Disorderly conduct may well be one of the most frequent misdemeanor charges. So why would anyone suggest that disorderly conduct as a charge be abolished? Whether you ultimately agree there is a need for reform or not this new article by Rachel Moran recently posted to SSRN is thought provoking. Here is its abstract:
Disorderly conduct laws are weapons the powerful wield against the unpopular. All fifty states and many municipalities have disorderly conduct laws that criminalize speech and conduct ranging from unreasonable noise to opprobrious language. Although these laws are facially neutral, their astounding breadth and vagueness serve as a rubber stamp for law enforcement to surveil and criminally charge marginalized people. Their targets include communities of color, people with unpopular religious or political beliefs, and people whose mental health struggles render them incapable of complying with societal expectations of order.
While courts and scholars have criticized these laws for decades, none have explicitly called for their abolition. This article does so. The article examines both the constitutional flaws of disorderly conduct laws and the many societal harms they enable, before ultimately concluding that any minimal good they accomplish cannot justify the damage they inflict.
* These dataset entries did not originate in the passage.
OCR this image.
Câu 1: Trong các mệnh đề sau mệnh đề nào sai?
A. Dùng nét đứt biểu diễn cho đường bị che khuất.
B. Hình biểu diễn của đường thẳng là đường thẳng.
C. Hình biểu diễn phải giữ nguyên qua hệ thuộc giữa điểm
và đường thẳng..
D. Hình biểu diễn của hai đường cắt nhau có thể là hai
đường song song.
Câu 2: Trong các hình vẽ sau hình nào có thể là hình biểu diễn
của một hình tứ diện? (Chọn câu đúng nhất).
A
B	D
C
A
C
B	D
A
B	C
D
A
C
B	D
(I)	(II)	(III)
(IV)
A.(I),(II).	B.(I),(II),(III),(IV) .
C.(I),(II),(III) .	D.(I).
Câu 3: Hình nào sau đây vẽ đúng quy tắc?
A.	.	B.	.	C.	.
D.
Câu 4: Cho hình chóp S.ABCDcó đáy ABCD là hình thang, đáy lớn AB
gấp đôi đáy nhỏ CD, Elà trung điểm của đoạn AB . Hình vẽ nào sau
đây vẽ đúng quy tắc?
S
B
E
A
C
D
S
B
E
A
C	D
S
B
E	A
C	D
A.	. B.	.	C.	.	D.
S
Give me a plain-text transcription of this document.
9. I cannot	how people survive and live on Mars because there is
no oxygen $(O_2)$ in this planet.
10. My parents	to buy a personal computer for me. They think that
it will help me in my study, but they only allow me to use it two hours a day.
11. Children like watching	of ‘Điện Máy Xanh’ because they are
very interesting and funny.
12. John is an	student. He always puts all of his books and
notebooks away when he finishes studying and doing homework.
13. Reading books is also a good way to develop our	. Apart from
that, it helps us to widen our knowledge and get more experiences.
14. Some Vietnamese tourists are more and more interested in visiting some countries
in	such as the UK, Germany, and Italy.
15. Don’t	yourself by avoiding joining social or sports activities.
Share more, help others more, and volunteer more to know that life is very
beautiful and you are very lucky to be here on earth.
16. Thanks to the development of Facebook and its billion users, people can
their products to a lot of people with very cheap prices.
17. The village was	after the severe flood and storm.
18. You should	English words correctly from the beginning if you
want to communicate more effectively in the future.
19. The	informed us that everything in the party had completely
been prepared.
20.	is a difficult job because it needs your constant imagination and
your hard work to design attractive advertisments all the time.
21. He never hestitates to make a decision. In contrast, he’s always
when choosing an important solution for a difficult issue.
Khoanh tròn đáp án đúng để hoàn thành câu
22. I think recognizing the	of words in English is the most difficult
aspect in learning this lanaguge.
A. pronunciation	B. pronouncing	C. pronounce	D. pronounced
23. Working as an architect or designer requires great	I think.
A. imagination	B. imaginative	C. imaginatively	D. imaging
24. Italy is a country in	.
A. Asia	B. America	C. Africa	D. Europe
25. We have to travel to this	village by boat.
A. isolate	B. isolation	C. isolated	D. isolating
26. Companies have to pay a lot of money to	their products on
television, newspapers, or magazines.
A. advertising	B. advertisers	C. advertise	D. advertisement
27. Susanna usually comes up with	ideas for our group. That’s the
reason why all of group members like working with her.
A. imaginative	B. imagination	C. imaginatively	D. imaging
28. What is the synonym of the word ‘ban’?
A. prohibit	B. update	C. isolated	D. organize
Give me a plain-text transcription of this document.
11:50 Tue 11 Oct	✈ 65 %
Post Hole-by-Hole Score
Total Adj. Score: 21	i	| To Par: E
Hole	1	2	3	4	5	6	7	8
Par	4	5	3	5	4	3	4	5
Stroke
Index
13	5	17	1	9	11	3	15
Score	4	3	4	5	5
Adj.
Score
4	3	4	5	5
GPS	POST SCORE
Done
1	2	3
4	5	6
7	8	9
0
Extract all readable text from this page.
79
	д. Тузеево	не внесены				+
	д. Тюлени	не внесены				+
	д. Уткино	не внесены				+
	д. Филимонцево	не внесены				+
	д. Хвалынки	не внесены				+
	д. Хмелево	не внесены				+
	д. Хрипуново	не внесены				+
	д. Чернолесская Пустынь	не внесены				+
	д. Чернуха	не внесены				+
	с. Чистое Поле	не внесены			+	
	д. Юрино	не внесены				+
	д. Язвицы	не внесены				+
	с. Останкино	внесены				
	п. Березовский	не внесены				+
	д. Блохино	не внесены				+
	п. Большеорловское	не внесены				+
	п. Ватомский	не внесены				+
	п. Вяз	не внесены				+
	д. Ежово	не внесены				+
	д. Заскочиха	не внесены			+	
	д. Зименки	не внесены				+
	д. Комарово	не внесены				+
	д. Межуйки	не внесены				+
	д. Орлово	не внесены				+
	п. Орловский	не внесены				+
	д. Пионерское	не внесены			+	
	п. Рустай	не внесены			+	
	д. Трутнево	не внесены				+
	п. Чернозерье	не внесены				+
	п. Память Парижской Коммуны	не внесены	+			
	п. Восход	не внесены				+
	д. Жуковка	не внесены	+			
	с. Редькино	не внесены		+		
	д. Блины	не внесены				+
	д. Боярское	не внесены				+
Amidst a growing national reckoning over the crisis of abusive and discriminatory policing, this article provides a timely critique of the criminal laws that empower such policing. It uses disorderly conduct laws as a lens through which to examine the extraordinary costs of overcriminalization and the vulnerable people who most often bear the brunt of such costs. While disorderly conduct laws are not the only criminal laws legislatures should consider eliminating, they are both constitutionally and socially problematic to a degree few other criminal laws achieve
Yes, I believe that this change is long overdue; the charge of disorderly conduct should be eliminated (though, of course, this is on a state-by-state basis). Disorderly conduct is poorly defined and unevenly applied; this charge is amongst the most common that I expunge, every day. Here in The Commonwealth of Virginia, the very same charge can be found in our list of Virginia Criminal Charges as both a local ordinance violation and a misdemeanor. The difference as to which is charged can be arbitrary. The description of this charge includes and can be alternatively applied to the very appearance – as determined by law enforcement personnel, on the ground – of being drunk (with the distinction that this condition is presented “in public,” but, exactly what constitutes the public space is not defined), using profanity (once again, there is no given set of words that constitute what make for a chargeable utterance nor description of or reference to whether a simple gesture could be sufficient to run afoul of the law), and being – somehow – out of “order,” or in an that undefined, nebulous, highly subjective state of “disorder.” Law enforcement and the courts should be relieved of responsibility to enforce this statute.